PySpark: Get Number of Columns from DataSchema

55 Views Asked by At

I am loading a predefined schema from a JSON file for a specific dataset I ingest into a Azure Data Lake. The JSON file that contains the schema is also stored on the Data Lake.

varSchema = 'abfss://landing@[hidden].dfs.core.windows.net/'+parSourceSystemName+'/'+parDatasetName+'.json'

rdd = spark.sparkContext.wholeTextFiles(varSchema)
text = rdd.collect()[0][1]
dict = json.loads(str(text))
dataSchema = StructType.fromJson(dict)

I want to get the number fields in this schema variable so I can compare it to the number columns of a dataframe that was loaded from a file in my landing container to determine whether there is a schema change in the new landing data.

If the Schema states that there should be 20 fields but the landing data file contain 21 - I would know that the source system added a new field.

1

There are 1 best solutions below

0
Ziya Mert Karakas On BEST ANSWER
varSchema = 'abfss://landing@[hidden].dfs.core.windows.net/'+parSourceSystemName+'/'+parDatasetName+'.json'
rdd = spark.sparkContext.wholeTextFiles(varSchema)
text = rdd.collect()[0][1]
schema_dict = json.loads(text)
dataSchema = StructType.fromJson(schema_dict)

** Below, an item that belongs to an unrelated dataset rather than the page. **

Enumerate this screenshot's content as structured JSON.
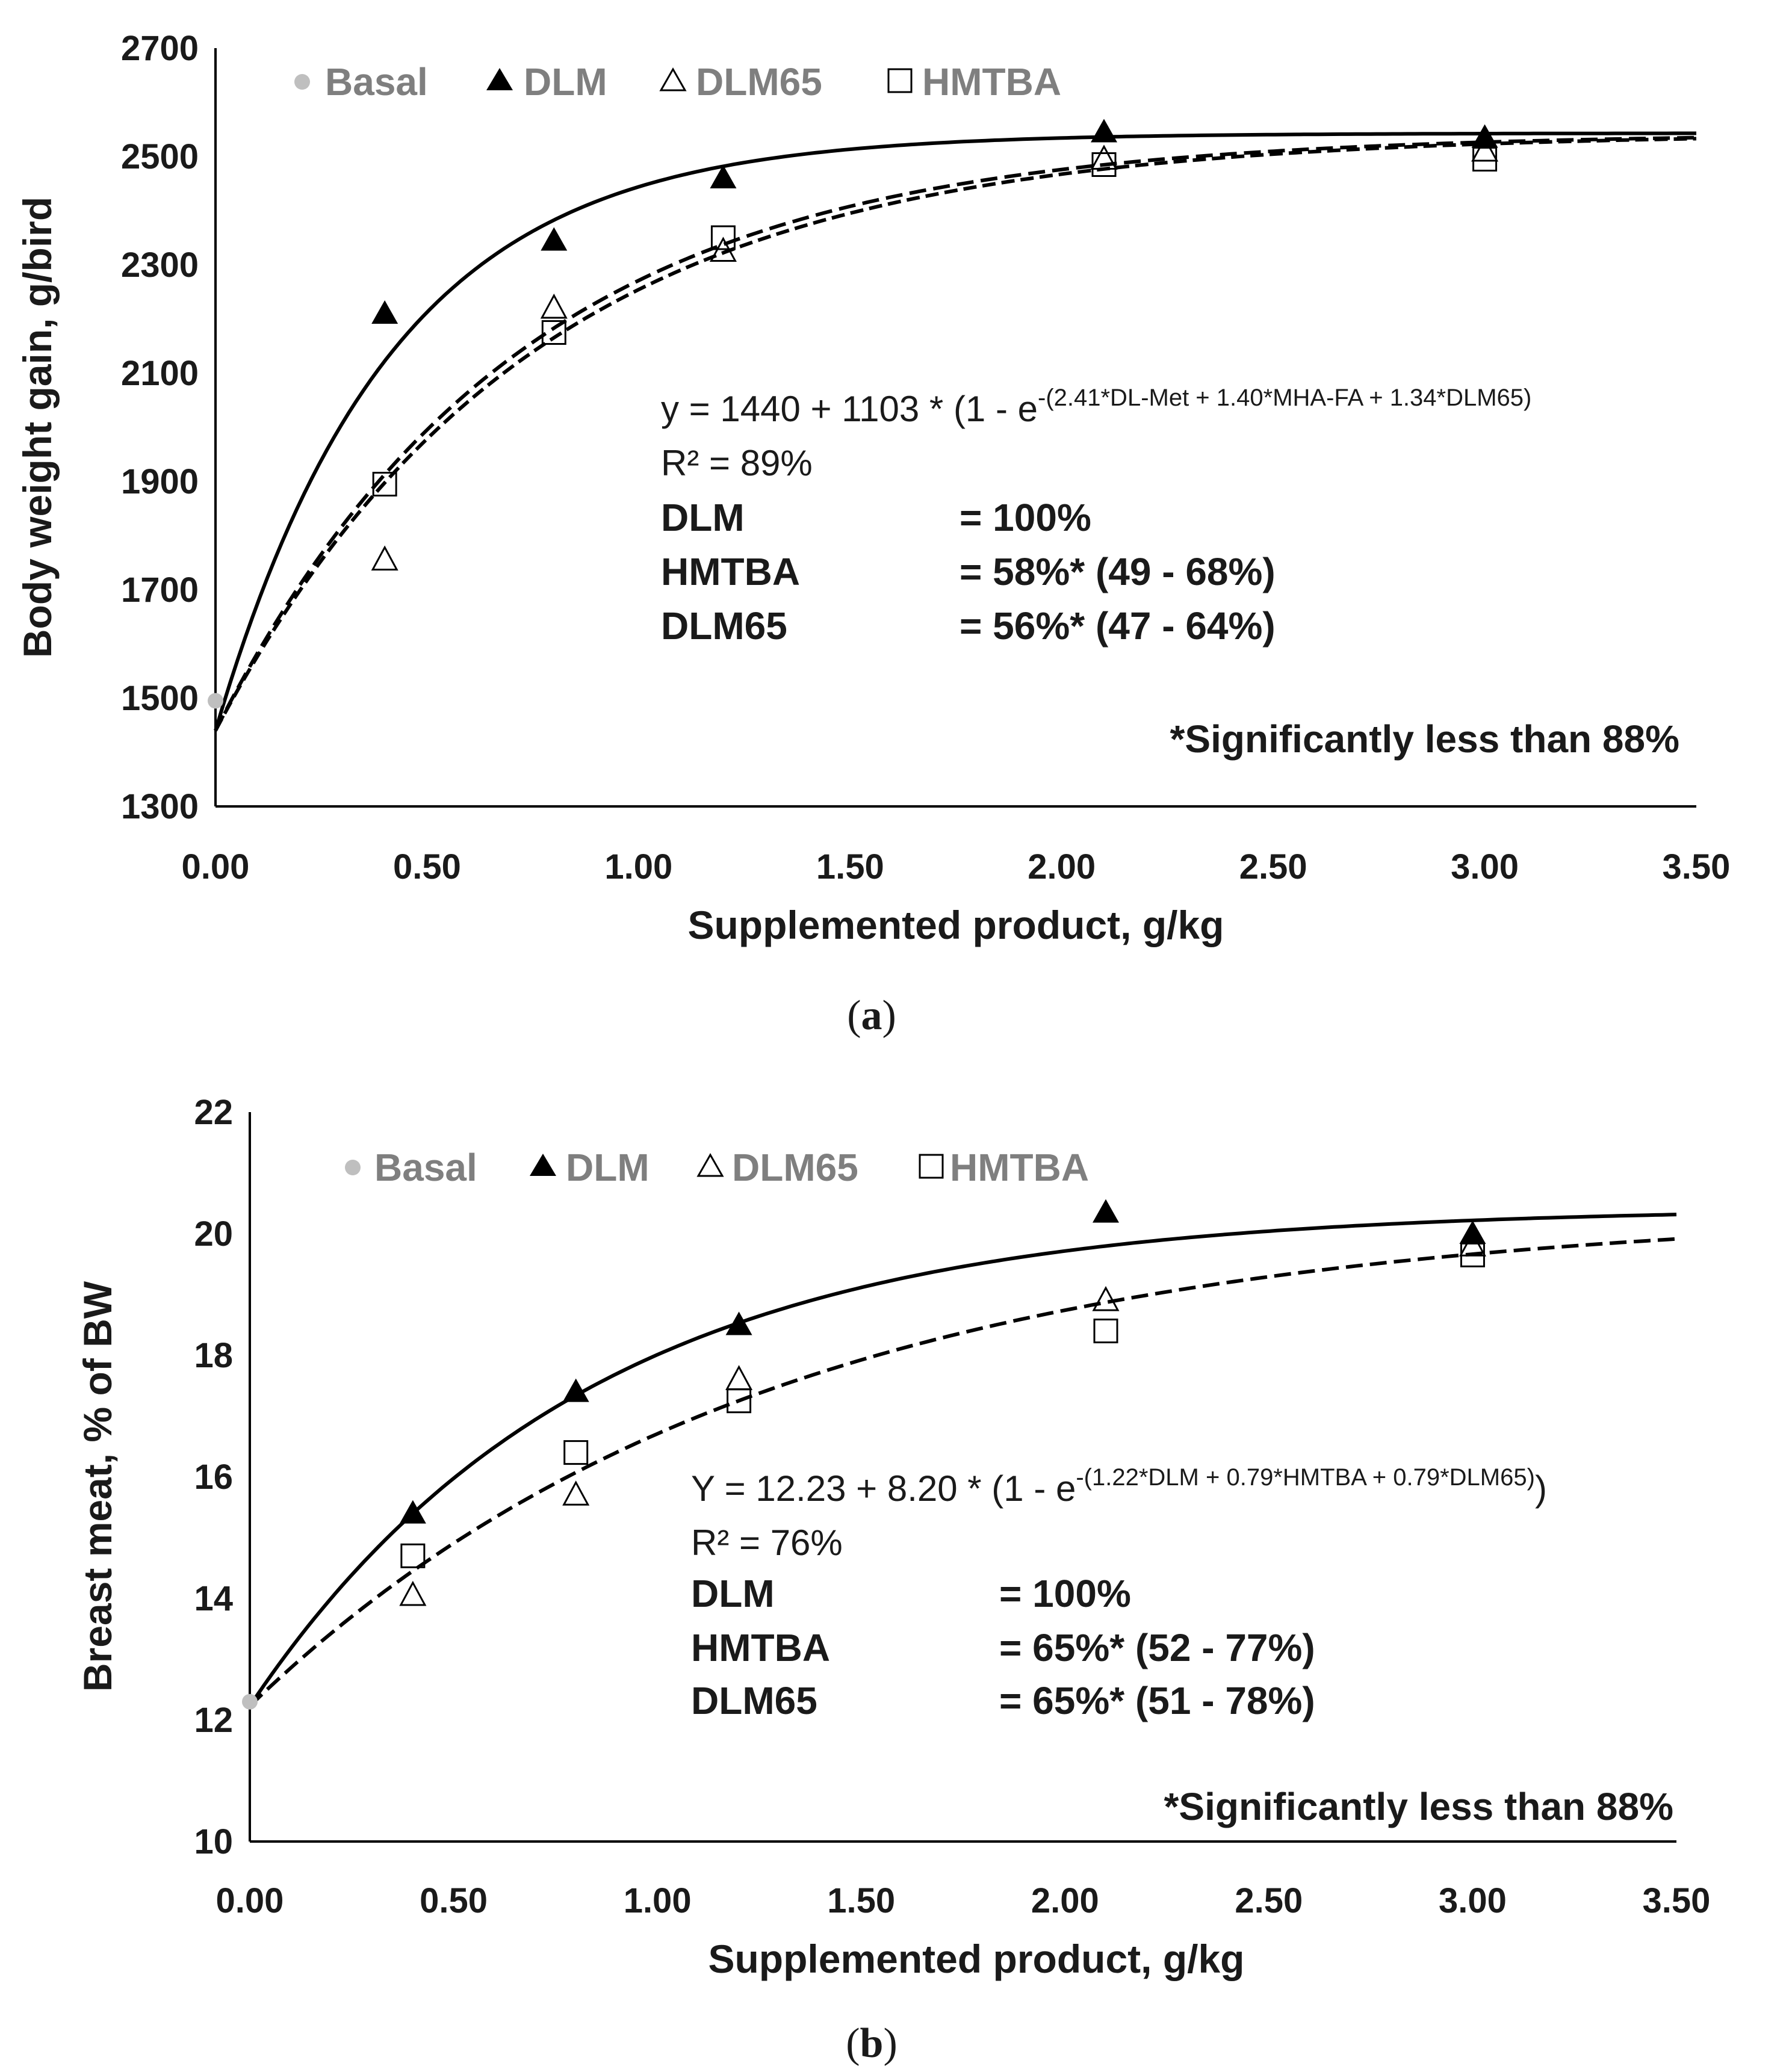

Create an empty DataFrame with the schema

empty_DF = spark.createDataFrame([], dataSchema)

Load the actual data into another DF

landing_data_DF = spark.read.format("csv").load("abfss://landing@[hidden].dfs.core.windows.net/path/to/datafile.csv")

Get the number of fields in the schema and the number of columns in the landing data DF and compare them: (I assumed here that you want print statements)

num_fields_in_schema = len(dataSchema)

num_columns_in_data = len(landing_data_DF.columns)

# I used print statements but you can do other methods according to your preference

if num_fields_in_schema == num_columns_in_data:
    print("No schema change.")
elif num_fields_in_schema < num_columns_in_data:
    print("The source system added new fields.")
else:
    print("The source system removed fields.")